🤖 AI Summary
Existing methods for high-utility sequential rule mining struggle to guarantee monotonic growth of utility ratios, and the impact of newly added items on rule utility and confidence remains unclear. To address this, this work formally introduces the problem of mining high-utility sequential rules with monotonically increasing utility ratios and proposes the SRIU algorithm. SRIU employs a bidirectional left-right extension strategy and integrates several optimization techniques, including Item-Pair Estimated Utility Pruning (IPEUP), bitmap-based compressed storage, and compact utility tables, to significantly enhance mining efficiency. Experimental results on both real-world and synthetic datasets demonstrate that the rules discovered by SRIU consistently outperform those generated by state-of-the-art approaches in terms of confidence and conviction metrics.
📝 Abstract
Utility-driven mining is an essential task in data science, as it can provide deeper insight into the real world. High-utility sequential rule mining (HUSRM) aims at discovering sequential rules with high utility and high confidence. It can certainly provide reliable information for decision-making because it uses confidence as an evaluation metric, as well as some algorithms like HUSRM and US-Rule. However, in current rule-growth mining methods, the linkage between HUSRs and their generation remains ambiguous. Specifically, it is unclear whether the addition of new items affects the utility or confidence of the former rule, leading to an increase or decrease in their values. Therefore, in this paper, we formulate the problem of mining HUSRs with an increasing utility ratio. To address this, we introduce a novel algorithm called SRIU for discovering all HUSRs with an increasing utility ratio using two distinct expansion methods, including left-right expansion and right-left expansion.

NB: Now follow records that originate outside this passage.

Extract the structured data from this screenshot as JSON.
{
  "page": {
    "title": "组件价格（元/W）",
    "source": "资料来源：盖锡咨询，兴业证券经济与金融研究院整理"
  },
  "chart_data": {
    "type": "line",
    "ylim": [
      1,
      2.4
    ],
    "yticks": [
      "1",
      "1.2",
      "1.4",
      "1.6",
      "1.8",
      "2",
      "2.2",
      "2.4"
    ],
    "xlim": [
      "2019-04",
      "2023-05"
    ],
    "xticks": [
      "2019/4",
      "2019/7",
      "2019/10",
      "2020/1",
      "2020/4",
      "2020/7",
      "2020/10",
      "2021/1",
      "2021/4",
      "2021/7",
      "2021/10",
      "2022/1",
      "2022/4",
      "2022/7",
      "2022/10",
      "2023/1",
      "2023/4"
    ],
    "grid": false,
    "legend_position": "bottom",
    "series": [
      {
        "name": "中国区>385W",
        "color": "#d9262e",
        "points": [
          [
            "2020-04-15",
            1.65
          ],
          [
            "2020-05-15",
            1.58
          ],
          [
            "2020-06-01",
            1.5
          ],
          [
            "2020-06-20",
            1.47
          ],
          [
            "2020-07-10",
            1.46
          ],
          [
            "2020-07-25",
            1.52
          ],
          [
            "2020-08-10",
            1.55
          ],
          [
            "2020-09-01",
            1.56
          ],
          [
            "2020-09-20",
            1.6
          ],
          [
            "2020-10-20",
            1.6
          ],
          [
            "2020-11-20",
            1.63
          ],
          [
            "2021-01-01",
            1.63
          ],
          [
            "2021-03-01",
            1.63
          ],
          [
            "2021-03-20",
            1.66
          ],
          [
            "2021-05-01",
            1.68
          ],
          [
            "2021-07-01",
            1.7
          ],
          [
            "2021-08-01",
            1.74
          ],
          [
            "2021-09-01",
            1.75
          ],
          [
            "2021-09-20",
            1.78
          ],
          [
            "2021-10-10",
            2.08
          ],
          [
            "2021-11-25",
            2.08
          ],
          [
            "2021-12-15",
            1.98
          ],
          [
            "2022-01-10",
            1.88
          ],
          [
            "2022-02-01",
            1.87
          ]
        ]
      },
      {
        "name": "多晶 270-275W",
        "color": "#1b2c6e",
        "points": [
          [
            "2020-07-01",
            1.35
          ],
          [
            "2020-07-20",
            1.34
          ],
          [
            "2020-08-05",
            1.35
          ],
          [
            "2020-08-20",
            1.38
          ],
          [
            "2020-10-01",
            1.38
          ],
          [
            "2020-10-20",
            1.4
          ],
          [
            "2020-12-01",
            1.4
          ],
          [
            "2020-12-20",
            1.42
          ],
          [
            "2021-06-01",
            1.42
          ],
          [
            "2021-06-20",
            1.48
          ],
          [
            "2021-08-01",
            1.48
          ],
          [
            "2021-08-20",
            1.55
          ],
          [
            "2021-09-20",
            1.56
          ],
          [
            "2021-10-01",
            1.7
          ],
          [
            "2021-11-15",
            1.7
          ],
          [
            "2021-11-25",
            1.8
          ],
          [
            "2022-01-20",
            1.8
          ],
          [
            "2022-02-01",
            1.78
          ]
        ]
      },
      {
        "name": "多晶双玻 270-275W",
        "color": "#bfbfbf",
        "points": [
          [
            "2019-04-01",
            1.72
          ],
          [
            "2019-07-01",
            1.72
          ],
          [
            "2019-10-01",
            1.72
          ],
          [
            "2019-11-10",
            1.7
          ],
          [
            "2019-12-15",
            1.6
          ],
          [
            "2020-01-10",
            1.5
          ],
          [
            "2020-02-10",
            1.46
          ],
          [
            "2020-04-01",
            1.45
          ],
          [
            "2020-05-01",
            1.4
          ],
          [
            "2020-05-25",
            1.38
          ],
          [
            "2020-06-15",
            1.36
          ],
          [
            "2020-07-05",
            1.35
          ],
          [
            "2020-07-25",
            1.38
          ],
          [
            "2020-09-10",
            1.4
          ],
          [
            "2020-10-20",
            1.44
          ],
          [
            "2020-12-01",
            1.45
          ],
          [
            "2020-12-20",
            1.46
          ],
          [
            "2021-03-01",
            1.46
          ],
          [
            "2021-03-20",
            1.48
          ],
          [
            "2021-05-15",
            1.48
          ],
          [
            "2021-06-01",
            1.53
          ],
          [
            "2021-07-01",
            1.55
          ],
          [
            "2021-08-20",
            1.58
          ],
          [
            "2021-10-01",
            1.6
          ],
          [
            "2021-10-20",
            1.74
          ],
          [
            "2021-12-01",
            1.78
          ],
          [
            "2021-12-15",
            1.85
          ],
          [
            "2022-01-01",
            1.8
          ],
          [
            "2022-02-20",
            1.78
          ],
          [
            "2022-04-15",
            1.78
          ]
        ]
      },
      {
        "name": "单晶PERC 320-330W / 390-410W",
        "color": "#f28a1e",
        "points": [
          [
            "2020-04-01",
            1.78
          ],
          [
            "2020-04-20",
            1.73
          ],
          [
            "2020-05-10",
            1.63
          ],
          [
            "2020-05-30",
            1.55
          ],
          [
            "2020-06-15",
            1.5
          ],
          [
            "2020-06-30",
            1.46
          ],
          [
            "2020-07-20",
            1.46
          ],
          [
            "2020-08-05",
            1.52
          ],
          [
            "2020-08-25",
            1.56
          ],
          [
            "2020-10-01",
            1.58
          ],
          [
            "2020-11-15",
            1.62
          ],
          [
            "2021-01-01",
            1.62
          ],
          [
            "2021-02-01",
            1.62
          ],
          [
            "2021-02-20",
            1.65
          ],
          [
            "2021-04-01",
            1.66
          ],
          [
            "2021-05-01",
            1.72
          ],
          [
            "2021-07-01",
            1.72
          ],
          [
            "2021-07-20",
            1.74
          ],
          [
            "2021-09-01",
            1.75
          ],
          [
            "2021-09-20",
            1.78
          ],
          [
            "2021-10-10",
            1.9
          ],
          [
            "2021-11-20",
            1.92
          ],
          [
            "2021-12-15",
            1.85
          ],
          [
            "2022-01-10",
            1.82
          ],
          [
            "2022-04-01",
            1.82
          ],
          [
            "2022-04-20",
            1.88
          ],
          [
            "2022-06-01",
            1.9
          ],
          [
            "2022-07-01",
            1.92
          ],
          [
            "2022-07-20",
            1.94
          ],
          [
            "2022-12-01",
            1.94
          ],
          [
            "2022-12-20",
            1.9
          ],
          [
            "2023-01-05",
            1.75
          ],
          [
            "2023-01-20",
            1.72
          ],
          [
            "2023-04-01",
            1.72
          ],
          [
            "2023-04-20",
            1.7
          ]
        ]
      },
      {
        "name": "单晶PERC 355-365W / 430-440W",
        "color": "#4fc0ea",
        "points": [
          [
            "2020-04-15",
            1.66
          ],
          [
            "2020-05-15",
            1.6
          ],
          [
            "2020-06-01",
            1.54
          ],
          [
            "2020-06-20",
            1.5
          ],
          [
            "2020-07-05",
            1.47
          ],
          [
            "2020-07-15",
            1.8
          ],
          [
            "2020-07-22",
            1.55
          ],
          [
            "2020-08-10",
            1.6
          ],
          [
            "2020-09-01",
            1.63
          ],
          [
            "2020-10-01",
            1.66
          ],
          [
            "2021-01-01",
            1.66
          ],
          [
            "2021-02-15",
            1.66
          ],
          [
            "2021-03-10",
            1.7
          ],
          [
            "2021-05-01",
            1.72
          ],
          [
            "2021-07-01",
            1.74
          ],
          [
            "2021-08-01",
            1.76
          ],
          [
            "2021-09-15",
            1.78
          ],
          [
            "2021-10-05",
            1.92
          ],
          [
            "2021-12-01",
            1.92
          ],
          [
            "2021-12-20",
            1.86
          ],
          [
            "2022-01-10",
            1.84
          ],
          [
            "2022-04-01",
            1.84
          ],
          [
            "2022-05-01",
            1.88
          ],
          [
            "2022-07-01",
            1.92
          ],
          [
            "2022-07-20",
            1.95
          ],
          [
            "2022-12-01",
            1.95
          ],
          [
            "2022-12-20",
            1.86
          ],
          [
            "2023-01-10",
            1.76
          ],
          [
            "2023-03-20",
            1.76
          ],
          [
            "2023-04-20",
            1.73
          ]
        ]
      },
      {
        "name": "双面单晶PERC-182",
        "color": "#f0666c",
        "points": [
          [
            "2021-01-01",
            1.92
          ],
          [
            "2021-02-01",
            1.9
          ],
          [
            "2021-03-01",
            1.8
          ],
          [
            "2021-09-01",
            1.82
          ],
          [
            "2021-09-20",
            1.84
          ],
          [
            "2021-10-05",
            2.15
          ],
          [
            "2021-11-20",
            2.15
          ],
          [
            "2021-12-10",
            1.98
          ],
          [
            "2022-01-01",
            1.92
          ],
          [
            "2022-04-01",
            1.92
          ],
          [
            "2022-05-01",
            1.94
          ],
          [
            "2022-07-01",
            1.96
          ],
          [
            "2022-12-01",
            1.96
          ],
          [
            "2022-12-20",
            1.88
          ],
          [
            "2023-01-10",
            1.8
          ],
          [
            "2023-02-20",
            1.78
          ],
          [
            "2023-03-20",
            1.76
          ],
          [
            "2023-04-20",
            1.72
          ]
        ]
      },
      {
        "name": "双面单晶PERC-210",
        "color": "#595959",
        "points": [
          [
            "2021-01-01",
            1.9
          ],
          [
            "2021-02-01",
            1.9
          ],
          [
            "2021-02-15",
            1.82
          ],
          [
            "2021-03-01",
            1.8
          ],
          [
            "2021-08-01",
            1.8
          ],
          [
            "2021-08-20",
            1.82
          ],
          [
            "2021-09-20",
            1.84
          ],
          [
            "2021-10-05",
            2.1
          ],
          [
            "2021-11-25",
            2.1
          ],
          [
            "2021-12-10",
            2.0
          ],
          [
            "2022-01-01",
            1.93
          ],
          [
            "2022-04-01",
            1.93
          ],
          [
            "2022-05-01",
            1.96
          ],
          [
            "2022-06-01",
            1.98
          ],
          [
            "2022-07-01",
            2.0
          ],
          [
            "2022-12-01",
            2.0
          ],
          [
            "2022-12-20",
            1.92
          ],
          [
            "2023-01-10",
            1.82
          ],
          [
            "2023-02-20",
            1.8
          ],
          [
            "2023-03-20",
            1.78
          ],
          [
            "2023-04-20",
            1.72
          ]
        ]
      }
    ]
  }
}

SRIU also utilizes the item pair estimated utility pruning strategy (IPEUP) to reduce the search space. Moreover, for the two expansion methods, two sets of upper bounds and corresponding pruning strategies are introduced. To enhance the efficiency of SRIU, several optimizations are incorporated. These include utilizing the Bitmap to reduce memory consumption and designing a compact utility table for the mining procedure. Finally, extensive experimental results from both real-world and synthetic datasets demonstrate the effectiveness of the proposed method. Moreover, to better assess the quality of the generated sequential rules, metrics such as confidence and conviction are employed, which further demonstrate that SRIU can improve the relevance of mining results.